Начал я с окон третьего этажа, потому что они были самыми грязными. Очень грязными. Я понимал, что мне придется часто менять воду в ведре, и, конечно, внутренняя сторона — это только половина работы. Разогрев банку чили[66] на старой плите «Хотпойнт», я сделал перерыв на ланч.
— Дать тебе вылизать миску? — спросил я Радар. Она с надеждой подняла на меня свои большие карие глаза. — Я никому не скажу, обещаю.
Я поставил миску на пол, и она принялась за дело, а я вернулся к окнам. К тому времени, когда я закончил, была уже середина дня. Мои пальцы выглядели сухими, а руки устали от усердного трения, но «Виндекс»[67] с уксусом (очередной совет с «You Tube») помогли с этим справиться. Дом наполнился светом.
— Мне нравится, — сказал я. — Хочешь прогуляться до моего дома и послушать, что думает папа?
Радар согласно гавкнула.
Папа ждал меня на крыльце. Его трубка лежала на перилах вместе с пачкой табака, и это означало, что разговор у нас все-таки будет — и серьезный.
Когда-то давно мой отец курил сигареты. Я не помню, сколько мне было лет, когда мама подарила ему на день рождения трубку. Это не была модная поделка а-ля Шерлок Холмс, но выглядела она дорого. Помнится, она не раз просила его бросить свои «раковые палочки», и он все время обещал (туманно, как всегда делают наркоманы), что непременно сделает это. Но это сделала трубка. Сначала он сократил дневное количество сигарет, а потом и вовсе отказался от них — незадолго до того, как мама перешла проклятый мост, чтобы принести нам коробку с курицей.
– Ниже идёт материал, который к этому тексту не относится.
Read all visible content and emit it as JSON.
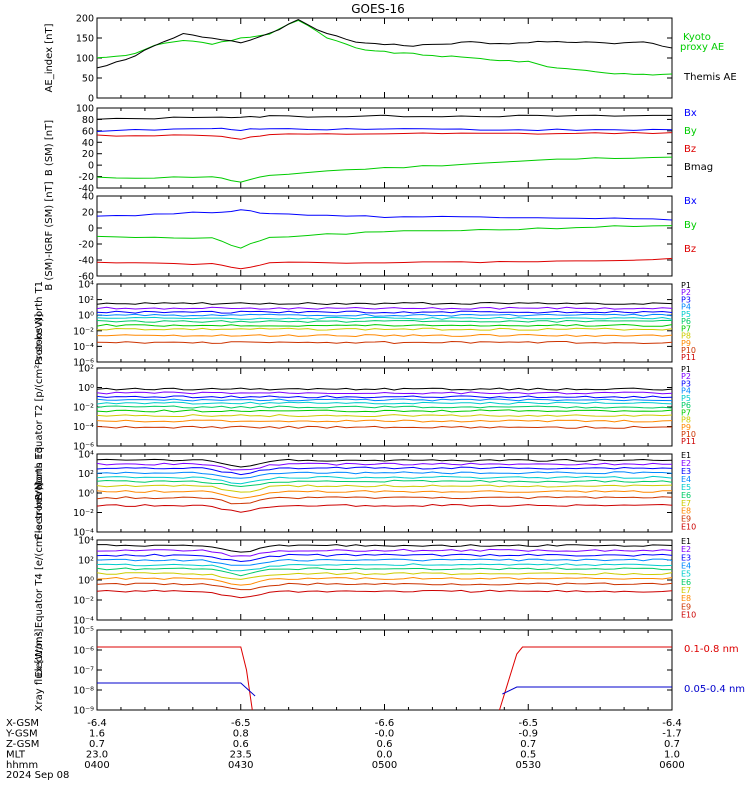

Мне нравился запах «Трех парусов»[68], которые он покупал в табачной лавке в центре города, но довольно часто пахнуть было нечему, потому что трубка курилась реже и реже. Возможно, это было частью маминого генерального плана, но я так и не успел спросить ее об этом. В конце концов трубка оказалась в специальной подставке на каминной полке — и лежала там, пока мама не умерла. После этого папа снова достал ее. В те годы, когда он пил, я никогда не видел его с сигаретой, но трубка всегда была с ним по вечерам, когда он смотрел старые фильмы, хотя он редко закуривал ее или даже набивал табаком. Однако вконец изжевал черенок и мундштук, пока не пришлось заменить и то, и другое. Он брал трубку с собой на собрания «Анонимных Алкоголиков», когда начал туда ходить. Там не курили, поэтому он иногда по-прежнему жевал черенок трубки; мне рассказал это Линди Франклин.
Где-то после его второй годовщины трубка вернулась в подставку на каминной полке. Однажды я спросил его об этом, и он сказал:
— Я уже два года не пью. Думаю, пора перестать портить зубы.
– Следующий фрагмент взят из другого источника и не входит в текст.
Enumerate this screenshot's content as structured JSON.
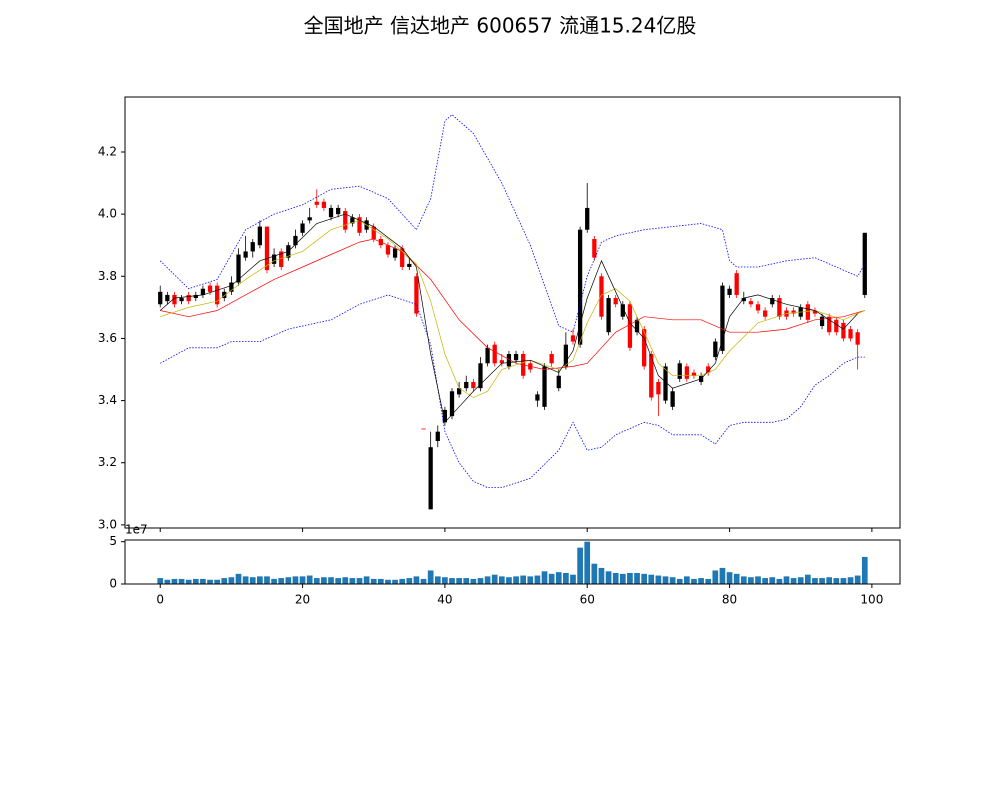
{
  "chart_data": [
    {
      "type": "candlestick",
      "title": "全国地产 信达地产 600657 流通15.24亿股",
      "x": [
        0,
        1,
        2,
        3,
        4,
        5,
        6,
        7,
        8,
        9,
        10,
        11,
        12,
        13,
        14,
        15,
        16,
        17,
        18,
        19,
        20,
        21,
        22,
        23,
        24,
        25,
        26,
        27,
        28,
        29,
        30,
        31,
        32,
        33,
        34,
        35,
        36,
        37,
        38,
        39,
        40,
        41,
        42,
        43,
        44,
        45,
        46,
        47,
        48,
        49,
        50,
        51,
        52,
        53,
        54,
        55,
        56,
        57,
        58,
        59,
        60,
        61,
        62,
        63,
        64,
        65,
        66,
        67,
        68,
        69,
        70,
        71,
        72,
        73,
        74,
        75,
        76,
        77,
        78,
        79,
        80,
        81,
        82,
        83,
        84,
        85,
        86,
        87,
        88,
        89,
        90,
        91,
        92,
        93,
        94,
        95,
        96,
        97,
        98,
        99
      ],
      "open": [
        3.71,
        3.72,
        3.74,
        3.72,
        3.74,
        3.73,
        3.74,
        3.77,
        3.77,
        3.73,
        3.75,
        3.78,
        3.86,
        3.88,
        3.9,
        3.96,
        3.84,
        3.88,
        3.86,
        3.9,
        3.94,
        3.98,
        4.04,
        4.04,
        3.99,
        4.0,
        4.01,
        3.97,
        3.99,
        3.95,
        3.96,
        3.92,
        3.9,
        3.86,
        3.89,
        3.83,
        3.8,
        3.31,
        3.05,
        3.27,
        3.33,
        3.35,
        3.42,
        3.44,
        3.46,
        3.44,
        3.52,
        3.58,
        3.53,
        3.51,
        3.53,
        3.55,
        3.52,
        3.4,
        3.38,
        3.55,
        3.44,
        3.51,
        3.61,
        3.58,
        3.95,
        3.92,
        3.8,
        3.62,
        3.73,
        3.67,
        3.71,
        3.62,
        3.63,
        3.55,
        3.46,
        3.4,
        3.38,
        3.47,
        3.51,
        3.49,
        3.46,
        3.51,
        3.54,
        3.56,
        3.74,
        3.81,
        3.72,
        3.72,
        3.71,
        3.69,
        3.71,
        3.73,
        3.69,
        3.69,
        3.67,
        3.71,
        3.69,
        3.64,
        3.67,
        3.66,
        3.65,
        3.63,
        3.62,
        3.74
      ],
      "high": [
        3.77,
        3.75,
        3.75,
        3.74,
        3.75,
        3.75,
        3.77,
        3.78,
        3.78,
        3.76,
        3.8,
        3.89,
        3.93,
        3.92,
        3.98,
        3.96,
        3.89,
        3.89,
        3.91,
        3.95,
        3.98,
        4.02,
        4.08,
        4.05,
        4.03,
        4.03,
        4.02,
        4.0,
        4.0,
        3.99,
        3.97,
        3.93,
        3.91,
        3.9,
        3.9,
        3.86,
        3.81,
        3.31,
        3.3,
        3.32,
        3.38,
        3.44,
        3.46,
        3.48,
        3.47,
        3.54,
        3.58,
        3.59,
        3.55,
        3.56,
        3.56,
        3.56,
        3.53,
        3.43,
        3.52,
        3.56,
        3.5,
        3.62,
        3.63,
        3.96,
        4.1,
        3.93,
        3.81,
        3.74,
        3.74,
        3.72,
        3.72,
        3.67,
        3.64,
        3.56,
        3.47,
        3.52,
        3.44,
        3.53,
        3.52,
        3.5,
        3.49,
        3.52,
        3.6,
        3.78,
        3.77,
        3.82,
        3.75,
        3.73,
        3.72,
        3.7,
        3.74,
        3.74,
        3.7,
        3.7,
        3.71,
        3.72,
        3.7,
        3.68,
        3.68,
        3.67,
        3.66,
        3.64,
        3.63,
        3.94
      ],
      "low": [
        3.7,
        3.71,
        3.7,
        3.71,
        3.71,
        3.72,
        3.73,
        3.74,
        3.7,
        3.72,
        3.74,
        3.77,
        3.85,
        3.86,
        3.89,
        3.81,
        3.83,
        3.82,
        3.85,
        3.89,
        3.93,
        3.97,
        4.02,
        4.01,
        3.98,
        3.99,
        3.94,
        3.96,
        3.93,
        3.94,
        3.91,
        3.89,
        3.86,
        3.85,
        3.82,
        3.82,
        3.67,
        3.31,
        3.05,
        3.25,
        3.32,
        3.34,
        3.41,
        3.43,
        3.43,
        3.43,
        3.51,
        3.51,
        3.51,
        3.5,
        3.52,
        3.47,
        3.49,
        3.38,
        3.37,
        3.51,
        3.43,
        3.5,
        3.58,
        3.57,
        3.94,
        3.85,
        3.66,
        3.61,
        3.7,
        3.66,
        3.56,
        3.61,
        3.5,
        3.4,
        3.35,
        3.39,
        3.37,
        3.46,
        3.46,
        3.47,
        3.45,
        3.48,
        3.53,
        3.55,
        3.73,
        3.73,
        3.71,
        3.7,
        3.68,
        3.66,
        3.7,
        3.66,
        3.66,
        3.67,
        3.66,
        3.65,
        3.67,
        3.63,
        3.61,
        3.61,
        3.59,
        3.59,
        3.5,
        3.73
      ],
      "close": [
        3.75,
        3.74,
        3.71,
        3.73,
        3.72,
        3.74,
        3.76,
        3.75,
        3.71,
        3.75,
        3.78,
        3.87,
        3.88,
        3.91,
        3.96,
        3.82,
        3.87,
        3.83,
        3.9,
        3.93,
        3.97,
        3.99,
        4.03,
        4.02,
        4.02,
        4.02,
        3.95,
        3.99,
        3.94,
        3.98,
        3.92,
        3.9,
        3.87,
        3.89,
        3.83,
        3.84,
        3.68,
        3.31,
        3.25,
        3.3,
        3.37,
        3.43,
        3.44,
        3.46,
        3.44,
        3.52,
        3.57,
        3.52,
        3.52,
        3.55,
        3.55,
        3.48,
        3.5,
        3.42,
        3.51,
        3.52,
        3.48,
        3.58,
        3.59,
        3.95,
        4.02,
        3.86,
        3.67,
        3.73,
        3.71,
        3.71,
        3.57,
        3.66,
        3.51,
        3.41,
        3.42,
        3.51,
        3.43,
        3.52,
        3.47,
        3.48,
        3.48,
        3.49,
        3.59,
        3.77,
        3.76,
        3.74,
        3.73,
        3.71,
        3.69,
        3.67,
        3.73,
        3.67,
        3.67,
        3.68,
        3.7,
        3.66,
        3.68,
        3.67,
        3.62,
        3.62,
        3.6,
        3.6,
        3.58,
        3.94
      ],
      "up_color": "#000000",
      "down_color": "#ff0000",
      "lines": [
        {
          "color": "#0000ff",
          "style": "dotted",
          "x": [
            0,
            4,
            8,
            12,
            16,
            20,
            24,
            28,
            32,
            36,
            38,
            40,
            41,
            44,
            48,
            52,
            56,
            58,
            60,
            62,
            64,
            68,
            72,
            76,
            79,
            80,
            81,
            84,
            88,
            92,
            96,
            98,
            99
          ],
          "values": [
            3.85,
            3.76,
            3.79,
            3.95,
            4.0,
            4.03,
            4.08,
            4.09,
            4.05,
            3.95,
            4.05,
            4.3,
            4.32,
            4.26,
            4.1,
            3.9,
            3.64,
            3.62,
            3.8,
            3.91,
            3.93,
            3.95,
            3.96,
            3.97,
            3.95,
            3.85,
            3.83,
            3.83,
            3.85,
            3.86,
            3.82,
            3.8,
            3.84
          ]
        },
        {
          "color": "#0000ff",
          "style": "dotted",
          "x": [
            0,
            4,
            8,
            10,
            14,
            18,
            22,
            24,
            28,
            32,
            36,
            38,
            40,
            42,
            44,
            46,
            48,
            52,
            56,
            58,
            60,
            62,
            64,
            68,
            70,
            72,
            76,
            78,
            80,
            82,
            86,
            88,
            90,
            92,
            94,
            96,
            98,
            99
          ],
          "values": [
            3.52,
            3.57,
            3.57,
            3.59,
            3.59,
            3.63,
            3.65,
            3.66,
            3.71,
            3.74,
            3.71,
            3.58,
            3.3,
            3.2,
            3.14,
            3.12,
            3.12,
            3.15,
            3.24,
            3.33,
            3.24,
            3.25,
            3.29,
            3.33,
            3.32,
            3.29,
            3.29,
            3.26,
            3.32,
            3.33,
            3.33,
            3.34,
            3.38,
            3.45,
            3.48,
            3.52,
            3.54,
            3.54
          ]
        },
        {
          "color": "#ff0000",
          "style": "solid",
          "x": [
            0,
            4,
            8,
            12,
            16,
            20,
            24,
            28,
            30,
            34,
            38,
            42,
            46,
            50,
            54,
            58,
            60,
            64,
            68,
            72,
            76,
            80,
            84,
            88,
            92,
            96,
            99
          ],
          "values": [
            3.69,
            3.67,
            3.69,
            3.74,
            3.79,
            3.83,
            3.87,
            3.91,
            3.92,
            3.88,
            3.79,
            3.66,
            3.57,
            3.52,
            3.5,
            3.51,
            3.52,
            3.62,
            3.67,
            3.66,
            3.66,
            3.62,
            3.62,
            3.63,
            3.66,
            3.67,
            3.69
          ]
        },
        {
          "color": "#c8b400",
          "style": "solid",
          "x": [
            0,
            4,
            8,
            12,
            16,
            20,
            24,
            28,
            32,
            36,
            38,
            40,
            42,
            44,
            46,
            48,
            52,
            56,
            58,
            60,
            62,
            64,
            66,
            68,
            70,
            72,
            76,
            78,
            80,
            84,
            88,
            92,
            96,
            99
          ],
          "values": [
            3.67,
            3.7,
            3.72,
            3.79,
            3.85,
            3.88,
            3.95,
            3.98,
            3.92,
            3.84,
            3.72,
            3.55,
            3.44,
            3.41,
            3.43,
            3.5,
            3.53,
            3.5,
            3.53,
            3.65,
            3.74,
            3.76,
            3.72,
            3.62,
            3.52,
            3.48,
            3.48,
            3.5,
            3.56,
            3.65,
            3.68,
            3.69,
            3.66,
            3.69
          ]
        },
        {
          "color": "#000000",
          "style": "solid",
          "x": [
            0,
            2,
            6,
            10,
            14,
            18,
            22,
            26,
            30,
            34,
            36,
            38,
            40,
            42,
            44,
            48,
            52,
            56,
            58,
            60,
            62,
            64,
            66,
            68,
            70,
            72,
            76,
            78,
            80,
            82,
            84,
            88,
            92,
            96,
            98
          ],
          "values": [
            3.69,
            3.73,
            3.74,
            3.77,
            3.85,
            3.88,
            3.97,
            4.0,
            3.96,
            3.89,
            3.83,
            3.55,
            3.33,
            3.38,
            3.43,
            3.52,
            3.53,
            3.49,
            3.56,
            3.73,
            3.85,
            3.75,
            3.65,
            3.6,
            3.48,
            3.44,
            3.47,
            3.52,
            3.67,
            3.73,
            3.74,
            3.71,
            3.69,
            3.63,
            3.68
          ]
        }
      ],
      "xlim": [
        -4.95,
        103.95
      ],
      "ylim": [
        2.99,
        4.377
      ],
      "yticks": [
        {
          "value": 3,
          "label": "3.0"
        },
        3.2,
        3.4,
        3.6,
        3.8,
        {
          "value": 4,
          "label": "4.0"
        },
        4.2
      ]
    },
    {
      "type": "bar",
      "color": "#1f77b4",
      "values": [
        7000000,
        5000000,
        6000000,
        6000000,
        5000000,
        6000000,
        6000000,
        5000000,
        5000000,
        7000000,
        8000000,
        12000000,
        9000000,
        8000000,
        9000000,
        9000000,
        6000000,
        7000000,
        8000000,
        9000000,
        9000000,
        10000000,
        7000000,
        8000000,
        8000000,
        7000000,
        8000000,
        7000000,
        7000000,
        9000000,
        6000000,
        6000000,
        5000000,
        5000000,
        6000000,
        7000000,
        9000000,
        6000000,
        16000000,
        9000000,
        8000000,
        7000000,
        7000000,
        7000000,
        6000000,
        7000000,
        9000000,
        11000000,
        9000000,
        8000000,
        9000000,
        10000000,
        9000000,
        10000000,
        15000000,
        12000000,
        14000000,
        13000000,
        11000000,
        43000000,
        50000000,
        24000000,
        19000000,
        15000000,
        13000000,
        12000000,
        13000000,
        13000000,
        12000000,
        11000000,
        10000000,
        9000000,
        8000000,
        6000000,
        9000000,
        6000000,
        7000000,
        6000000,
        16000000,
        19000000,
        14000000,
        12000000,
        9000000,
        8000000,
        9000000,
        7000000,
        8000000,
        6000000,
        9000000,
        7000000,
        8000000,
        11000000,
        7000000,
        7000000,
        8000000,
        7000000,
        7000000,
        8000000,
        10000000,
        32000000
      ],
      "xlim": [
        -4.95,
        103.95
      ],
      "xticks": [
        0,
        20,
        40,
        60,
        80,
        100
      ],
      "ylim": [
        0,
        52000000
      ],
      "yticks": [
        0,
        {
          "value": 50000000,
          "label": "5"
        }
      ],
      "offset_label": "1e7"
    }
  ]
}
Но время от времени трубка все равно снималась с подставки. Это было перед некоторыми важными встречами агентов в чикагском офисе, где ему нужно было выступить с презентацией. Всегда в годовщину маминой смерти. И вот теперь, в комплекте с табаком, а это означало, что разговор предстоит весьма серьезный.
Радар забиралась на крыльцо по-старушечьи медленно, отдыхая перед каждой ступенькой. Когда она, наконец, сделала это, папа почесал ее за ухом.
— Кто хорошая девочка?
Радар проворчала что-то довольное и улеглась рядом с папиным креслом. Я сел в другое.
— Уже начал давать ей лекарства?
— Пока нет. Подсыплю пилюли от артрита и от сердечного червя в ее ужин.
— Ты не взял комплект для установки предохранительных перил.
— Это на завтра. Вечером почитаю инструкцию, — а также брошюру «Уход на дому для чайников». — Мне понадобится твоя дрель, если ты не против. Я нашел там старый ящик с инструментами — на нем инициалы АБ, может, его отца или деда, — но в нем все заржавело. А крыша протекает.
— Пользуйся на здоровье, — он потянулся за трубкой, чаша которой была уже набита. В нагрудном кармане у него лежало несколько кухонных спичек, и он зажег одну из них об ноготь большого пальца — в детстве меня очаровывало это умение, которое он сохранил до сих пор.
— Ты ведь знаешь, что я охотно поехал бы туда, чтобы тебе помочь.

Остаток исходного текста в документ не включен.